Produced in the style of 1970s TV variety specials, the Holiday Special leaned heavily into musical numbers, comedy skits, and celebrity cameos. While it featured appearances from Mark Hamill, Harrison Ford, and Carrie Fisher, the structure was wildly disconnected from the cinematic tone of the films.

The central plot followed Han Solo trying to get Chewbacca home to Kashyyyk for a Wookiee holiday called “Life Day.” What audiences got instead became legend for all the wrong reasons:

  • Ten full minutes of unsubtitled Wookiee growling, as Chewbacca’s family communicated entirely in roars.

  • A surreal cooking show with a four-armed alien, played by Harvey Korman.

  • A psychedelic musical performance by Jefferson Starship.

  • A cantina singalong led by Bea Arthur that left many viewers wondering if they were still watching Star Wars.

Lucas’s Sledgehammer Vow

Lucas had limited involvement with the special, as he was deep into developing The Empire Strikes Back. When he finally saw the finished product, the embarrassment was immediate—and lasting.

At a later fan convention, Lucas reportedly summed up his feelings with brutal clarity:
“If I had the time and a sledgehammer, I would track down every copy of that show and smash it.”

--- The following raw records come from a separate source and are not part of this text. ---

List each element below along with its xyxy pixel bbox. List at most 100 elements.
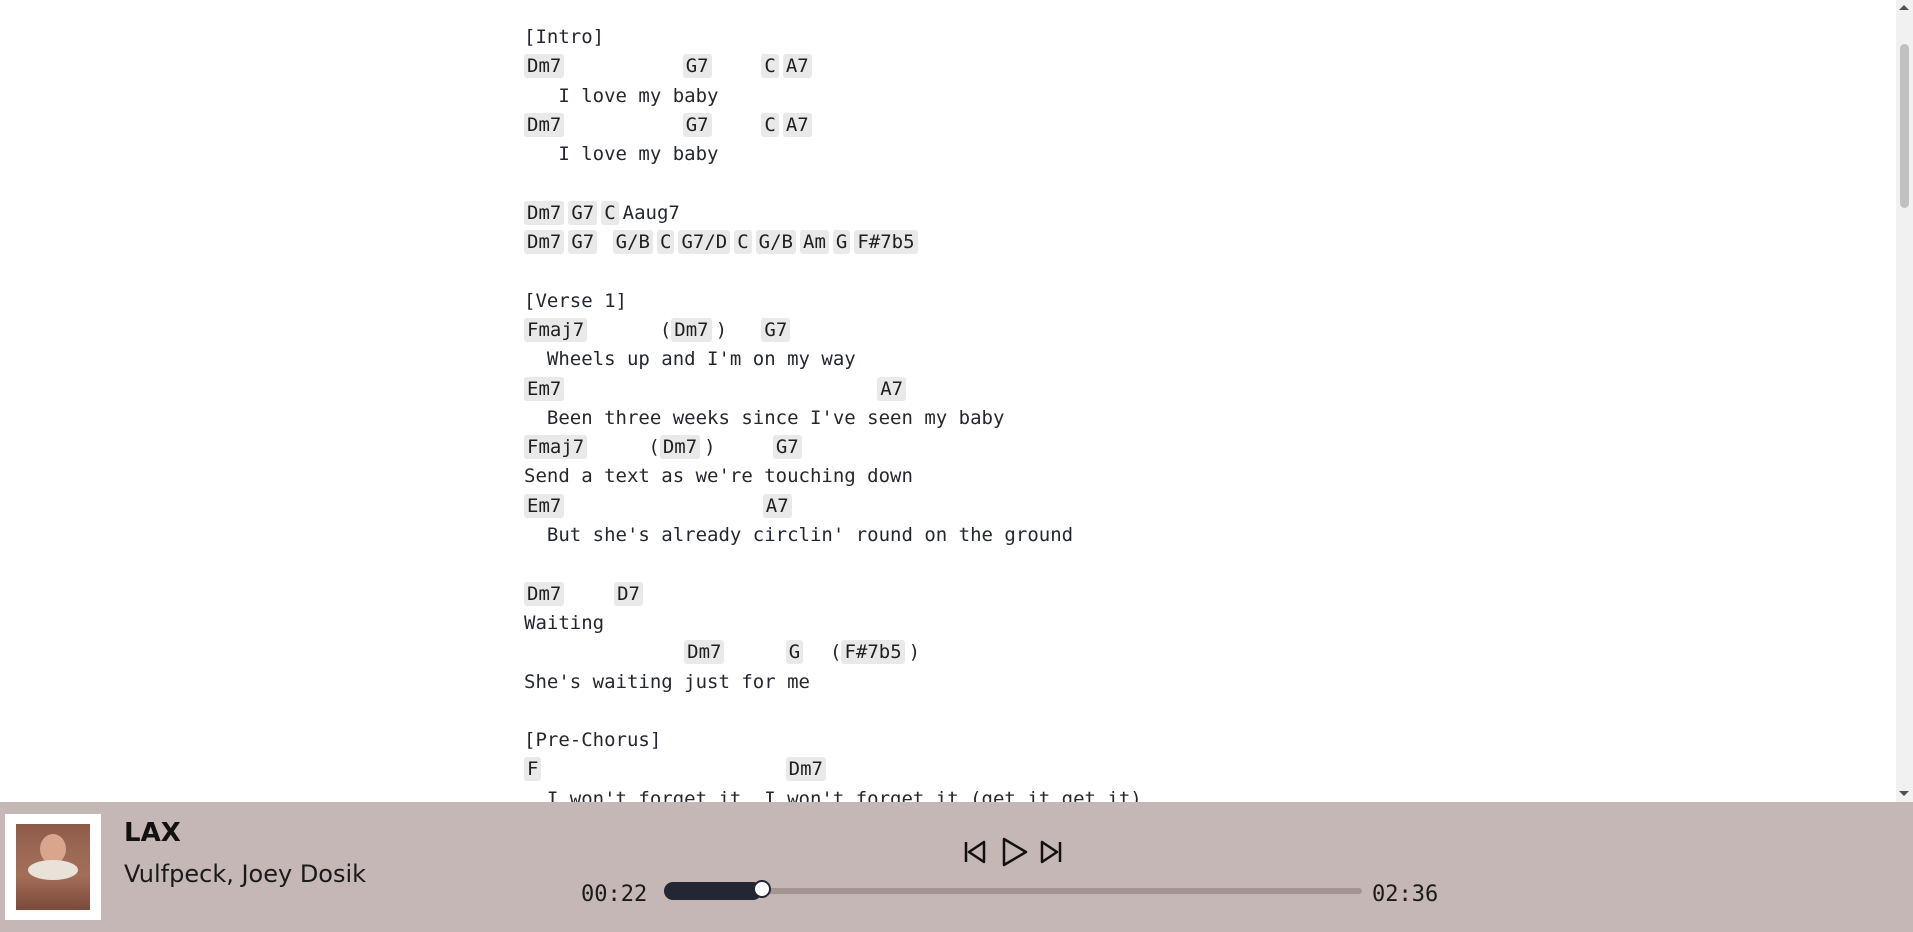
skip-previous-icon bbox=[964, 840, 986, 864]
lyric-text bbox=[568, 583, 614, 605]
sheet-line: [Intro] bbox=[524, 23, 1142, 52]
chord[interactable]: G7/D bbox=[678, 230, 731, 255]
chord[interactable]: C bbox=[761, 54, 779, 79]
chord[interactable]: C bbox=[657, 230, 675, 255]
sheet-line: Fmaj7 (Dm7) G7 bbox=[524, 316, 1142, 345]
chord[interactable]: G7 bbox=[568, 200, 598, 225]
lyric-text: ( bbox=[591, 318, 672, 341]
lyric-text: ) bbox=[908, 641, 921, 664]
chord[interactable]: Dm7 bbox=[659, 435, 701, 460]
album-art-image bbox=[16, 824, 90, 910]
lyric-text: She's waiting just for me bbox=[524, 670, 810, 693]
chord[interactable]: Fmaj7 bbox=[524, 435, 588, 460]
chord[interactable]: Dm7 bbox=[524, 230, 565, 255]
lyric-text: ) bbox=[715, 318, 762, 341]
chord[interactable]: Fmaj7 bbox=[524, 317, 588, 342]
chord[interactable]: C bbox=[601, 200, 619, 225]
chord[interactable]: Dm7 bbox=[785, 757, 826, 782]
chord[interactable]: G7 bbox=[568, 230, 598, 255]
chord[interactable]: G7 bbox=[772, 435, 802, 460]
chord[interactable]: Dm7 bbox=[524, 581, 565, 606]
lyric-text bbox=[728, 641, 785, 663]
chord[interactable]: G7 bbox=[682, 112, 712, 137]
sheet-line: Dm7 G7 C A7 bbox=[524, 111, 1142, 140]
scroll-up-arrow-icon[interactable] bbox=[1899, 5, 1909, 10]
chord[interactable]: F bbox=[524, 757, 542, 782]
chord[interactable]: Am bbox=[800, 230, 829, 255]
sheet-line: I won't forget it, I won't forget it (ge… bbox=[524, 785, 1142, 802]
lyric-text: Aaug7 bbox=[622, 201, 680, 224]
lyric-text: ) bbox=[704, 436, 773, 459]
sheet-line: Wheels up and I'm on my way bbox=[524, 345, 1142, 374]
lyric-text: I love my baby bbox=[524, 143, 719, 166]
scroll-down-arrow-icon[interactable] bbox=[1899, 791, 1909, 796]
lyric-text: ( bbox=[807, 641, 842, 664]
sheet-line: Waiting bbox=[524, 609, 1142, 638]
lyric-text bbox=[568, 495, 762, 517]
lyric-text: Been three weeks since I've seen my baby bbox=[524, 406, 1005, 429]
lyric-text: [Intro] bbox=[524, 26, 605, 48]
play-button[interactable] bbox=[999, 836, 1029, 868]
lyric-text bbox=[716, 114, 762, 136]
sheet-line: Fmaj7 (Dm7) G7 bbox=[524, 433, 1142, 462]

True to that sentiment, the Holiday Special was never rebroadcast and never released officially on VHS or DVD. Its survival is owed entirely to fan-recorded VHS tapes that quietly circulated for decades, turning the special into a forbidden artifact of Star Wars lore.

The One Thing Lucas Didn’t Destroy

Ironically, the special did introduce one element Lucas later allowed to live on: Boba Fett. A short animated segment—produced by Nelvana—marked the first-ever appearance of the bounty hunter. That sequence was later officially released and became a cornerstone of the character’s mythology.

Other ideas, like Kashyyyk and Life Day, were eventually folded into canon by later creators—despite Lucas’s desire to bury their origin story.

A Disaster That Wouldn’t Stay Buried

In 2020, Disney released The LEGO Star Wars Holiday Special, a self-aware parody that gently mocked the 1978 fiasco while reclaiming the concept in a way fans could enjoy. It was, in many ways, a symbolic redemption.

Yet Lucas’s verdict has never changed. To him, the Holiday Special remains a nightmare he’d rather obliterate than defend.

In the end, the special survives not because it’s good—but because it proves something oddly comforting: even the most carefully built universes can have one spectacular misstep. And sometimes, the creator’s greatest enemy is the thing he made when he wasn’t looking.